Global warming is leading to an increase in mosquito-borne diseases such as malaria. It is considered the plague of developing countries. According to the World Health Organisation, it is responsible for one child death every minute. A major challenge in combatting malaria is thus to develop effective, yet sustainable, mosquito repellents. Now, the ENAROMaTIC project, completed in 2012, may have done just that. “We have developed natural nontoxic products that alone and in combination are as good as or even better than DEET as spatial repellents,” says Kostas Iatrou, research director of the Institute of Biosciences and Applications of the National Centre for Scientific Research Demokritos, in Athens, Greece, who is also the project coordinator. Their efficacy as spatial repellents was demonstrated in field trials in Nigeria.
The project findings are thought by experts to be extremely significant. “Efforts to develop repellents that provide protection from bites by malaria mosquitoes are expected to have a major impact in disease control strategies,” comments Antony James, distinguished professor of microbiology, molecular genetics, molecular biology and biochemistry at the University of California-Irvine, USA. “The recent development of these tools is a major step forward in personal protection tools,” he tells youris.com.
Malaria is transmitted by female mosquitoes sucking blood from their human hosts. The main goal of the project was to reduce the spread of malaria. Specifically, it aimed to reduce malaria transmission rates by interfering with the way Anopheles gambiae detects the presence of odours of human origin in its environment, when searching for a blood meal. “We discovered … that extracts from the same herb can either repel or attract mosquitoes,” Iatrou tells youris.com, adding: “Moreover, frequently the same substance in different concentrations can either repel or attract mosquitoes.”
Specific blends of these compounds appear to be even more powerful than the repellents in current use. “These products could be considered as components of an integrated approach to reducing mosquito bites within households, whereas DEET might not because of misgivings about its safety,” notes Iatrou. Instead, he claims the project’s repellents are environmentally responsible compounds derived from natural products and sustainable sources. The repellents developed under the project are now ready for large-scale commercial development and the consortium announced the availability of production licenses in August 2012.
This approach appears to tackle the main limitation with existing repellents, which is that they are short-lived. “The best on the market, DEET, is effective for only 4 hours so does not last through the night, leaving the person vulnerable to mosquito bites once the repellent has worn off,” says Maureen Coetzee, Director at the Wits Research Institute for Malaria, University of the Witwatersrand, in Johannesburg, South Africa. “If [these] product has overcome this limitation, then that is a real advance”, Coetzee tells youris.com.
But research on mosquitoes and malaria does not stop here, Iatrou believes. “Mosquitoes develop impressive resistance mechanisms, mainly against insecticides and, possibly, against repellents too.
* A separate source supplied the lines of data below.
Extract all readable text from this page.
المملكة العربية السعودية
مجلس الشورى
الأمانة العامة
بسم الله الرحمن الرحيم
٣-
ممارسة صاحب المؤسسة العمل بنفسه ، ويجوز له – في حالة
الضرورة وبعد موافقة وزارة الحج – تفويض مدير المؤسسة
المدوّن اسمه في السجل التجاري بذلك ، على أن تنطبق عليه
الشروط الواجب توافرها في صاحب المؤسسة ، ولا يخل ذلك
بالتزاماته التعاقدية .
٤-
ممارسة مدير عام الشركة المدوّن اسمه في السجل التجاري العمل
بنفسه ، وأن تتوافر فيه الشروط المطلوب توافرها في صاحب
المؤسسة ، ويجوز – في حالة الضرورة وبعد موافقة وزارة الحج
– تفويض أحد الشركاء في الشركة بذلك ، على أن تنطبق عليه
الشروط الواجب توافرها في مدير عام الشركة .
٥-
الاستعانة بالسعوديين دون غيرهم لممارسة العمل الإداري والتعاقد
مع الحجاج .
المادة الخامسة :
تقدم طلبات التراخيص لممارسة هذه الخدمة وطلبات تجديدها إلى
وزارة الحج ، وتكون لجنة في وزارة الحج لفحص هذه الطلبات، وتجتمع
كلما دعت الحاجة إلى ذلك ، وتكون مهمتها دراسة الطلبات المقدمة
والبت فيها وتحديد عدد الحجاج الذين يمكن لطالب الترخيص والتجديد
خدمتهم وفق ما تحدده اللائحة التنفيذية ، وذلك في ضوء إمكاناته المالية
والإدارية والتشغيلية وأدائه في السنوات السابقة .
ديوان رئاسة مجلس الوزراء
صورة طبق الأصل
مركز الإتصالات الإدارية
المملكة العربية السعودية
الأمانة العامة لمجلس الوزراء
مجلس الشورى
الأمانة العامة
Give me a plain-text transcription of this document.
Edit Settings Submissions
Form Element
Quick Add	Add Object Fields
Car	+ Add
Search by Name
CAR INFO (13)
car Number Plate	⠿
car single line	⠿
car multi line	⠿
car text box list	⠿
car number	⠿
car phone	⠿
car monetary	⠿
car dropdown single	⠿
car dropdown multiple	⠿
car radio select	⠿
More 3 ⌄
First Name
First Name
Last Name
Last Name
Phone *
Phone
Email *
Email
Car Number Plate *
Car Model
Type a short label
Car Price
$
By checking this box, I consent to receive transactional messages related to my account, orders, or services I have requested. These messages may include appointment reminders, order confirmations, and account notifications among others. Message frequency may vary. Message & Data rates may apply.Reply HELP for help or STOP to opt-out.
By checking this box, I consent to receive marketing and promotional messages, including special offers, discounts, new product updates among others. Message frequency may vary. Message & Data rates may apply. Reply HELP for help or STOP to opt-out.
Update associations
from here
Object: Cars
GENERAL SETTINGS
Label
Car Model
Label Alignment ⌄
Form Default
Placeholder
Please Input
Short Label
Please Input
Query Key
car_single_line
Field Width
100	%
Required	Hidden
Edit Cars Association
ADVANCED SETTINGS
We want to be ready for mosquitoes' potential resistance development so we are already expanding our arsenal. We still have a variety of herbs and plants that have not been analysed” explains Iatrou. “We have a lot of work ahead of us.”
“It has been demonstrated in the laboratory that mosquitoes can also become ‘insensitive’ to repellents such as DEET, no longer being repelled by them,” says Nina Stanczyk, research fellow at the department of disease control of the London School of Hygiene & Tropical Medicine, UK, tells youris.com. “One of the best ways to prepare for the possibility of repellent insensitivity in the future is to fully understand the pathways and mechanisms by which repellents work, which is a large part of the project. Repellents are best used in conjunction with other methods of control, but are an excellent way of providing personal protection.” says Stanczyk.
The findings go one step further. “The [project] group seized the opportunity to tackle important questions about mosquito biology, particularly how they sense the environment,” notes Walter Leal, professor of entomology at the University of California-Davis, USA. “Clearly, the best way to prevent and, or reduce vector-borne diseases is to reduce populations of the vector, but this can be done only with an in-depth knowledge of the biology of the animal,” he tells youris.com. He then concludes that it is exactly what the project is doing.
Project scientists made an unexpected discovery. “Although our compounds were designed using proteins from the Anopheles mosquito, which is the carrier of malaria, the same compounds had significant repellent action against a wide variety of blood feeding and biting insects, like the Culex mosquitoes, which is the carrier of other diseases, such as West Nile Virus,” says Iatrou. The project’s discovery could thus pave the way for a broad-spectrum repellent in the near future.